The nature of stress and deformation characteristics means that execution of an underground mine plan is less straightforward.  We help clients who are suffering with difficult ground conditions: we help them understand how and why their orebody reacts the way it does – and how they can move forwards.

Interestingly some people think that open pit mining is better suited to long term planning, but we have found our approach successfully carries through to pit mines as well.  Our work helps clients gain confidence in their ground conditions to use more focussed designs, which are more resilient in tougher economic climates.
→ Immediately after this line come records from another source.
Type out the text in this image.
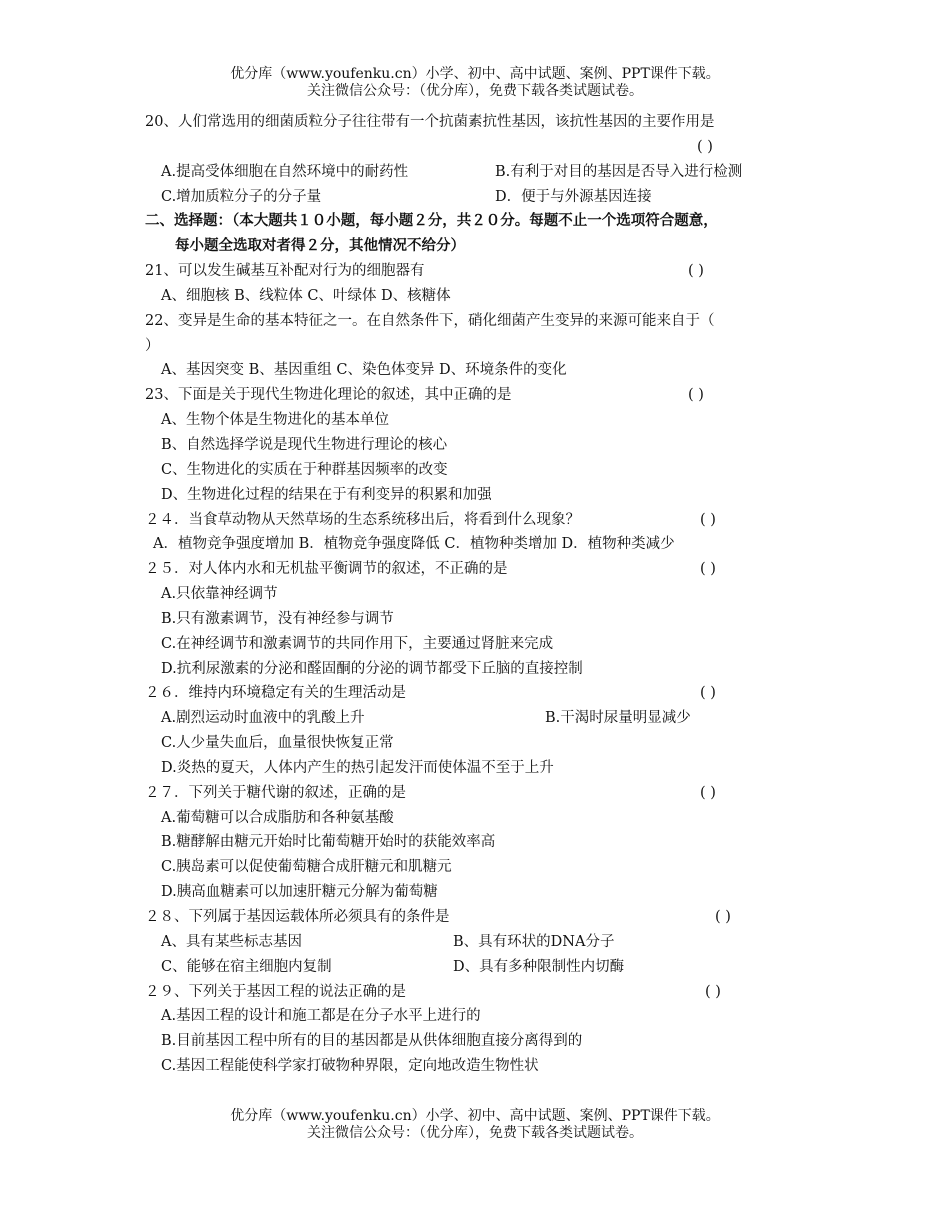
优分库（www.youfenku.cn）小学、初中、高中试题、案例、PPT课件下载。
关注微信公众号：（优分库），免费下载各类试题试卷。
20、人们常选用的细菌质粒分子往往带有一个抗菌素抗性基因，该抗性基因的主要作用是
( )
A.提高受体细胞在自然环境中的耐药性	B.有利于对目的基因是否导入进行检测
C.增加质粒分子的分子量	D．便于与外源基因连接
二、选择题：（本大题共１０小题，每小题２分，共２０分。每题不止一个选项符合题意，
每小题全选取对者得２分，其他情况不给分）
21、可以发生碱基互补配对行为的细胞器有	( )
A、细胞核 B、线粒体 C、叶绿体 D、核糖体
22、变异是生命的基本特征之一。在自然条件下，硝化细菌产生变异的来源可能来自于（
）
A、基因突变 B、基因重组 C、染色体变异 D、环境条件的变化
23、下面是关于现代生物进化理论的叙述，其中正确的是	( )
A、生物个体是生物进化的基本单位
B、自然选择学说是现代生物进行理论的核心
C、生物进化的实质在于种群基因频率的改变
D、生物进化过程的结果在于有利变异的积累和加强
２４．当食草动物从天然草场的生态系统移出后，将看到什么现象？	( )
A．植物竞争强度增加 B．植物竞争强度降低 C．植物种类增加 D．植物种类减少
２５．对人体内水和无机盐平衡调节的叙述，不正确的是	( )
A.只依靠神经调节
B.只有激素调节，没有神经参与调节
C.在神经调节和激素调节的共同作用下，主要通过肾脏来完成
D.抗利尿激素的分泌和醛固酮的分泌的调节都受下丘脑的直接控制
２６．维持内环境稳定有关的生理活动是	( )
A.剧烈运动时血液中的乳酸上升	B.干渴时尿量明显减少
C.人少量失血后，血量很快恢复正常
D.炎热的夏天，人体内产生的热引起发汗而使体温不至于上升
２７．下列关于糖代谢的叙述，正确的是	( )
A.葡萄糖可以合成脂肪和各种氨基酸
B.糖酵解由糖元开始时比葡萄糖开始时的获能效率高
C.胰岛素可以促使葡萄糖合成肝糖元和肌糖元
D.胰高血糖素可以加速肝糖元分解为葡萄糖
２８、下列属于基因运载体所必须具有的条件是	( )
A、具有某些标志基因	B、具有环状的DNA分子
C、能够在宿主细胞内复制	D、具有多种限制性内切酶
２９、下列关于基因工程的说法正确的是	( )
A.基因工程的设计和施工都是在分子水平上进行的
B.目前基因工程中所有的目的基因都是从供体细胞直接分离得到的
C.基因工程能使科学家打破物种界限，定向地改造生物性状
优分库（www.youfenku.cn）小学、初中、高中试题、案例、PPT课件下载。
关注微信公众号：（优分库），免费下载各类试题试卷。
PDF3D: I imagine this requires some very specialised gear and analysis software to model a complex mine.  Can you mention some of the main packages you use?

GMD: The software we use includes CAD packages like AutoCAD and Rhino, as well as analytical packages such as those produced by Rocscience and Itasca.  We also use a number of less-common data visualisation packages, such as those produced by Golden Software, and proprietary software from specialists such as the Institute of Mine Seismology.  However, sometimes we want to do something that we can’t find in an existing package so we fill in gaps using our own code.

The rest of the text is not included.